2008 Mercedes-Benz CLK63 AMG Black Series

"You automotive journalists are only concerned with numbers," barked Geoff Day, when he was asked how fast the new Mercedes-Benz CLK63 AMG Black Series is. "It's not about the zero-to-sixty numbers--it's about the experience!"

Day, Mercedes-Benz USA's director of communications, was right, but his statement was ironic, because AMG models tend to be more about numbers than anything else. Their hallmarks are incomprehensible acceleration, astronomical prices, and, frequently, way too much power for their own good. So unless AMG had come up with a chassis that could match wits with the muscle of its 6.2-liter V-8, the CLK63 Black Series would be the latest victim in the German horsepower war--another machine that generated incredible numbers but not much passion in drivers.

I began to appreciate Day's words the next morning, when I got behind the wheel of the Black Series. This is not simply the coupe version of the CLK63 convertible that hit the market last year. Instead, it is the result of an extensive engineering project involving major structural and suspension modifications. And the result is mind-blowing.

The first thing I notice is that the cabin--which has neither rear seats nor a sunroof--smells just like the inside of a new racing helmet. A nice touch. I belt myself into the seats, which are as well-bolstered as a race car's, and shove the teensy aluminum shifter into Drive.

As I slowly merge onto Rodeo Drive, the flat-bottomed steering wheel reads the road surface in a way I've never experienced in any Benz. "Hey, Jason," it says, "that was a pebble. Next up is a two-degree road crown to the right, followed by a pavement seam." The ratio is so quick that I have to concentrate on not accidentally swerving onto the sidewalk in front of Fred Segal.

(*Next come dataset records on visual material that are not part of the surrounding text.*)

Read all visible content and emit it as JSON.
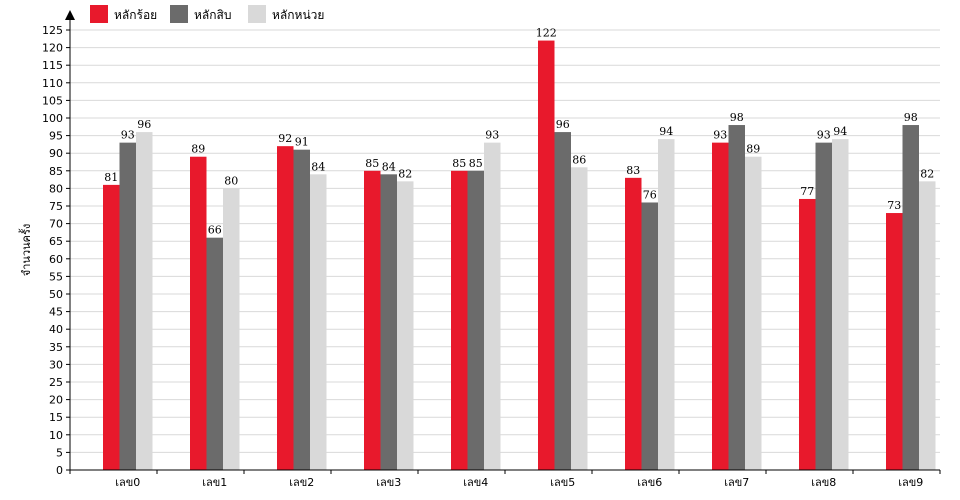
{
  "chart_data": {
    "type": "bar",
    "title": "",
    "xlabel": "",
    "ylabel": "จำนวนครั้ง",
    "ylim": [
      0,
      125
    ],
    "ytick_step": 5,
    "grid": true,
    "legend_position": "top-left",
    "categories": [
      "เลข0",
      "เลข1",
      "เลข2",
      "เลข3",
      "เลข4",
      "เลข5",
      "เลข6",
      "เลข7",
      "เลข8",
      "เลข9"
    ],
    "series": [
      {
        "name": "หลักร้อย",
        "color": "#e8192c",
        "values": [
          81,
          89,
          92,
          85,
          85,
          122,
          83,
          93,
          77,
          73
        ]
      },
      {
        "name": "หลักสิบ",
        "color": "#6b6b6b",
        "values": [
          93,
          66,
          91,
          84,
          85,
          96,
          76,
          98,
          93,
          98
        ]
      },
      {
        "name": "หลักหน่วย",
        "color": "#d9d9d9",
        "values": [
          96,
          80,
          84,
          82,
          93,
          86,
          94,
          89,
          94,
          82
        ]
      }
    ]
  }
}
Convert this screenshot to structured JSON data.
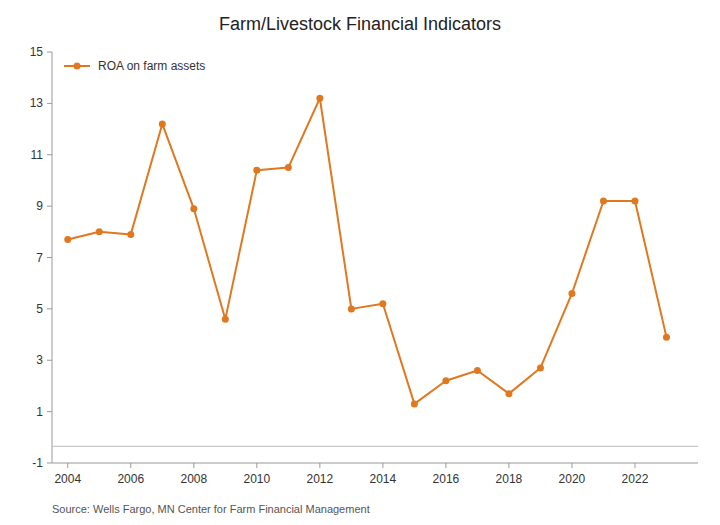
{
  "chart_data": {
    "type": "line",
    "title": "Farm/Livestock Financial Indicators",
    "x": [
      2004,
      2005,
      2006,
      2007,
      2008,
      2009,
      2010,
      2011,
      2012,
      2013,
      2014,
      2015,
      2016,
      2017,
      2018,
      2019,
      2020,
      2021,
      2022,
      2023
    ],
    "series": [
      {
        "name": "ROA on farm assets",
        "color": "#E07820",
        "marker": "circle",
        "values": [
          7.7,
          8.0,
          7.9,
          12.2,
          8.9,
          4.6,
          10.4,
          10.5,
          13.2,
          5.0,
          5.2,
          1.3,
          2.2,
          2.6,
          1.7,
          2.7,
          5.6,
          9.2,
          9.2,
          3.9
        ]
      }
    ],
    "xlim": [
      2003.5,
      2024.0
    ],
    "xticks": [
      2004,
      2006,
      2008,
      2010,
      2012,
      2014,
      2016,
      2018,
      2020,
      2022
    ],
    "ylim": [
      -1,
      15
    ],
    "yticks": [
      -1,
      1,
      3,
      5,
      7,
      9,
      11,
      13,
      15
    ],
    "reference_line": {
      "value": -0.35,
      "color": "#bbbbbb"
    },
    "source": "Source: Wells Fargo, MN Center for Farm Financial Management",
    "grid": false,
    "legend": "upper left"
  }
}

The Black Series' suspension makes the outgoing BMW M3's seem soft, and the psychopath under the hood barks, screams, and backfires through an exhaust so loud it sounds as if it has no muffler at all. Pedestrians--and people in nearby cars--practically jump out of their skins any time I so much as blip the throttle. Which, of course, I do repeatedly.

On the racetrack, where most street cars lose their composure, the Black Series is even more impressive. Its body control is astonishing--this CLK turns in immediately, with zero body roll. Under light throttle, it takes a set in a perfectly controllable four-wheel drift. Any application or withdrawal of throttle helps rotate the rear--understeer is a word that's not in this coupe's vocabulary.

The Black Series' front suspension uses a coil-over-shock setup that isn't shared with any other CLK, and its control arms, bushings, and oversize hubs are unique as well. In back, beefed-up half shafts are connected to a limited-slip differential that--get this--has its own radiator and cooling fan.

Jaw-dropping sideways action takes only a slight prod of the right foot, and even though the ESP light flashes, the system does nothing to rain on the sideways parade. In manual mode, the seven-speed automatic is obedient, holding the gear of choice.

The CLK weighs close to 4000 pounds, but it's as if the engineers forgot to notify the brakes, which refuse to overheat or fade. The 14.2-inch front and 13.0-inch rear rotors transfer their stopping power to competition-rated Pirelli PZero Corsa tires mounted on nineteen-inch forged aluminum AMG wheels. In return for their comically short life, the tires generate laugh-inducing levels of grip.

If the CLK63's cornering speeds don't get your attention, its styling will. Enlarged front openings feed air to a larger radiator and a second transmission cooler. Massively flared fenders are flanked in front by carbon-fiber splitters and cooling vents. A tasteful carbon-fiber rear spoiler punctuates the trunk lid, and the differential cooler and the quad exhaust pipes are housed in a large rear diffuser.

If you want numbers, they're in the spec box. But Mr. Day was correct--they tell only part of this car's story. The Black Series is the first true driver's car to wear a three-pointed star since the 190E 2.3-16 of twenty years ago. Like that car, it is exceedingly rare (only 350 will be sent here), outrageously expensive, and unmatched in performance. The CLK has three times the 2.3-16's horsepower, leaps to 60 mph in half the time, and costs 100 grand more. The kicker? It's ten times the car. But, of course, those are just numbers.